Liam Brady: Young English players leaving Irish counterparts in their wake

Although England had the reality check of losing at home to the Netherlands straight after a comeback win away to Germany, I must say I was very impressed with the crop of really fine young players they put on display over the course of the two friendlies.
Liam Brady: Young English players leaving Irish counterparts in their wake

Harry Kane, Dele Alli, Danny Rose, Ross Barkley, John Stones, even Daniel Sturridge up to a point — all these players have emerged in the last two or three years and they are all of a pretty high quality.

Sadly, the contrast with the Irish situation is acute. We haven’t got anybody of that calibre, between the ages of 18 and 22, who we can get really excited about.

Why is that? I would argue it’s because the academy system in England, something Howard Wilkinson initiated more than 10 years go, has been busy developing young boys from eight and nine upwards — and, as we can see in the senior team, that work is now beginning to bear fruit.

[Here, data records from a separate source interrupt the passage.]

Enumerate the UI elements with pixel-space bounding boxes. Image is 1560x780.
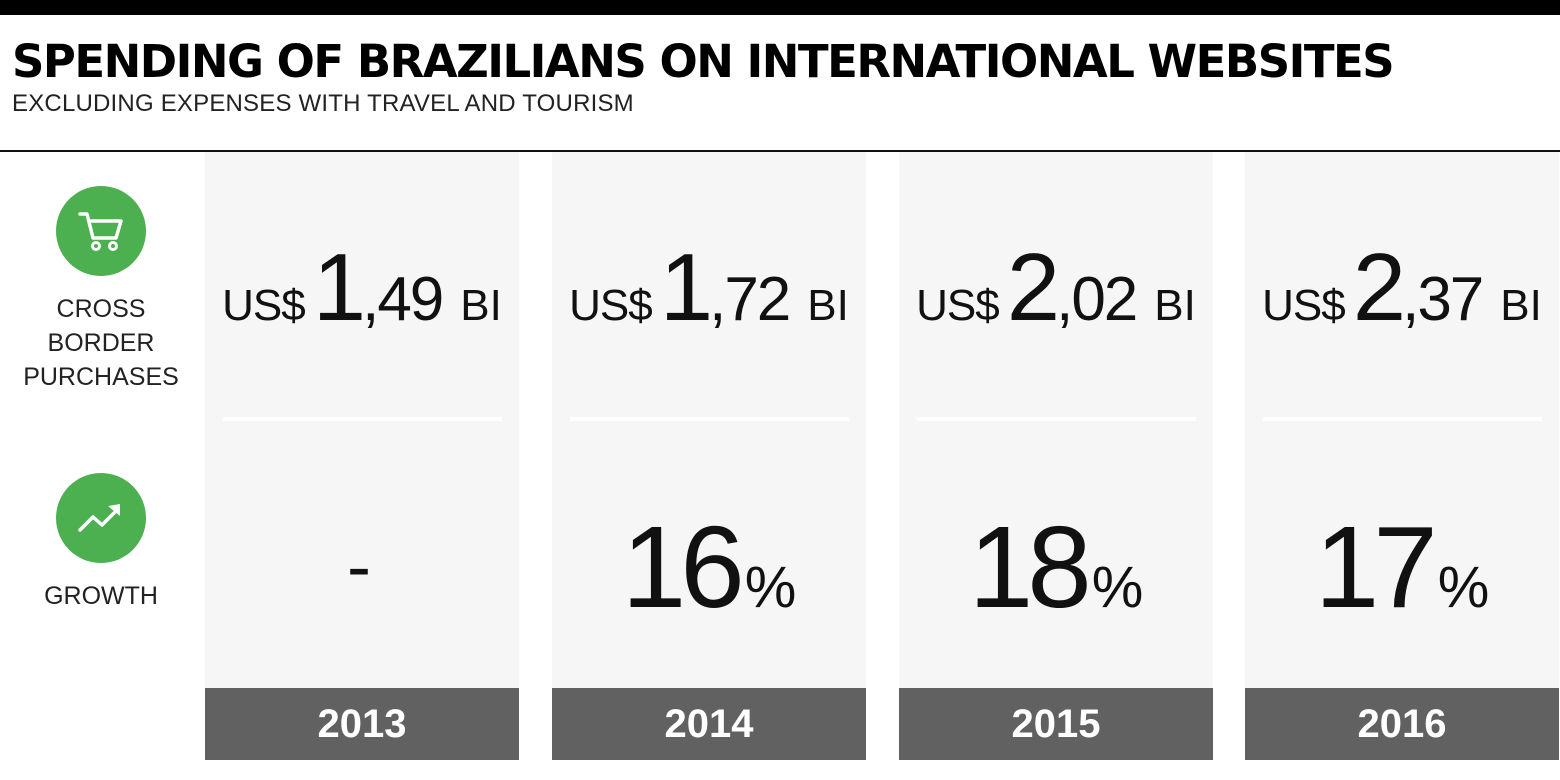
growth-percent-sign: %: [1091, 555, 1144, 620]
currency-label: US$: [569, 281, 653, 330]
shopping-cart-icon: [56, 186, 146, 276]
amount-integer: 1: [312, 234, 366, 341]
column-2015: US$ 2 ,02 BI 18 % 2015: [899, 152, 1213, 760]
growth-value: -: [205, 507, 519, 627]
amount-integer: 2: [1006, 234, 1060, 341]
year-label: 2013: [205, 688, 519, 760]
amount-decimal: ,72: [709, 265, 791, 334]
growth-percent-sign: %: [744, 555, 797, 620]
amount-unit: BI: [460, 281, 502, 330]
purchase-amount: US$ 2 ,02 BI: [899, 238, 1213, 338]
column-2013: US$ 1 ,49 BI - 2013: [205, 152, 519, 760]
purchases-row-label: CROSS BORDER PURCHASES: [0, 186, 202, 394]
divider: [570, 417, 849, 421]
column-2014: US$ 1 ,72 BI 16 % 2014: [552, 152, 866, 760]
chart-subtitle: EXCLUDING EXPENSES WITH TRAVEL AND TOURI…: [12, 90, 634, 117]
growth-number: -: [347, 527, 371, 607]
currency-label: US$: [916, 281, 1000, 330]
purchases-label-line: CROSS: [56, 295, 146, 323]
top-bar: [0, 0, 1560, 15]
growth-value: 16 %: [552, 507, 866, 627]
column-2016: US$ 2 ,37 BI 17 % 2016: [1245, 152, 1559, 760]
growth-value: 17 %: [1245, 507, 1559, 627]
purchases-label-line: BORDER: [47, 329, 155, 357]
growth-number: 16: [621, 502, 745, 632]
growth-value: 18 %: [899, 507, 1213, 627]
year-label: 2015: [899, 688, 1213, 760]
growth-number: 17: [1314, 502, 1438, 632]
amount-integer: 1: [659, 234, 713, 341]
growth-label: GROWTH: [44, 582, 158, 610]
amount-unit: BI: [1500, 281, 1542, 330]
divider: [1263, 417, 1542, 421]
growth-percent-sign: %: [1437, 555, 1490, 620]
currency-label: US$: [1262, 281, 1346, 330]
divider: [917, 417, 1196, 421]
purchases-label-line: PURCHASES: [23, 363, 179, 391]
purchase-amount: US$ 1 ,72 BI: [552, 238, 866, 338]
purchase-amount: US$ 1 ,49 BI: [205, 238, 519, 338]
chart-title: SPENDING OF BRAZILIANS ON INTERNATIONAL …: [12, 35, 1395, 88]
amount-decimal: ,37: [1402, 265, 1484, 334]
growth-number: 18: [968, 502, 1092, 632]
amount-unit: BI: [807, 281, 849, 330]
amount-integer: 2: [1352, 234, 1406, 341]
divider: [223, 417, 502, 421]
year-label: 2014: [552, 688, 866, 760]
amount-decimal: ,02: [1056, 265, 1138, 334]
amount-decimal: ,49: [362, 265, 444, 334]
amount-unit: BI: [1154, 281, 1196, 330]
currency-label: US$: [222, 281, 306, 330]
purchase-amount: US$ 2 ,37 BI: [1245, 238, 1559, 338]
growth-row-label: GROWTH: [0, 473, 202, 613]
year-label: 2016: [1245, 688, 1559, 760]
purchases-label: CROSS BORDER PURCHASES: [0, 292, 202, 394]
trending-up-icon: [56, 473, 146, 563]
header-rule: [0, 150, 1560, 152]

In Ireland, we don’t have anything like that. Instead, we rely on good schoolboy clubs but they don’t always play the kind of football that would develop a technical young player. So by the time our lads are going to England, at 15 or 16, they’re playing catch-up.

When you go back 20 or 25 years, to the era which produced the last great crop of young Irish talent — the likes of Robbie Keane, Damien Duff and Richard Dunne — the environment was very different. Those boys were out on the street playing football all the time, with the result Keane and Duff were as good technically as any player you’ll find in one of today’s academies.

But where are their successors now? That’s what worries me. And what are the FAI doing about it?

It’s no good looking at the best players when they’re already 13 or 14. We’ve got to develop a system that identifies them when they’re eight and nine, so they can be coached and improved technically from that point on. Currently, they’re only training maybe twice a week with their schoolboy clubs and, the rest of the time, probably not practising like they should be.

Meanwhile, England are showing signs of reaping the benefits of an enlightened and far-sighted approach to developing young talent — to the extent, indeed, that I would say they have a decent chance at the upcoming Euros of at least going close to winning a tournament for the first time since 1966.

Admittedly, that’s in part because the opposition in Europe is not currently of the highest standard, but England are also entitled to feel optimistic because of those exciting young players the FA’s development work has brought through.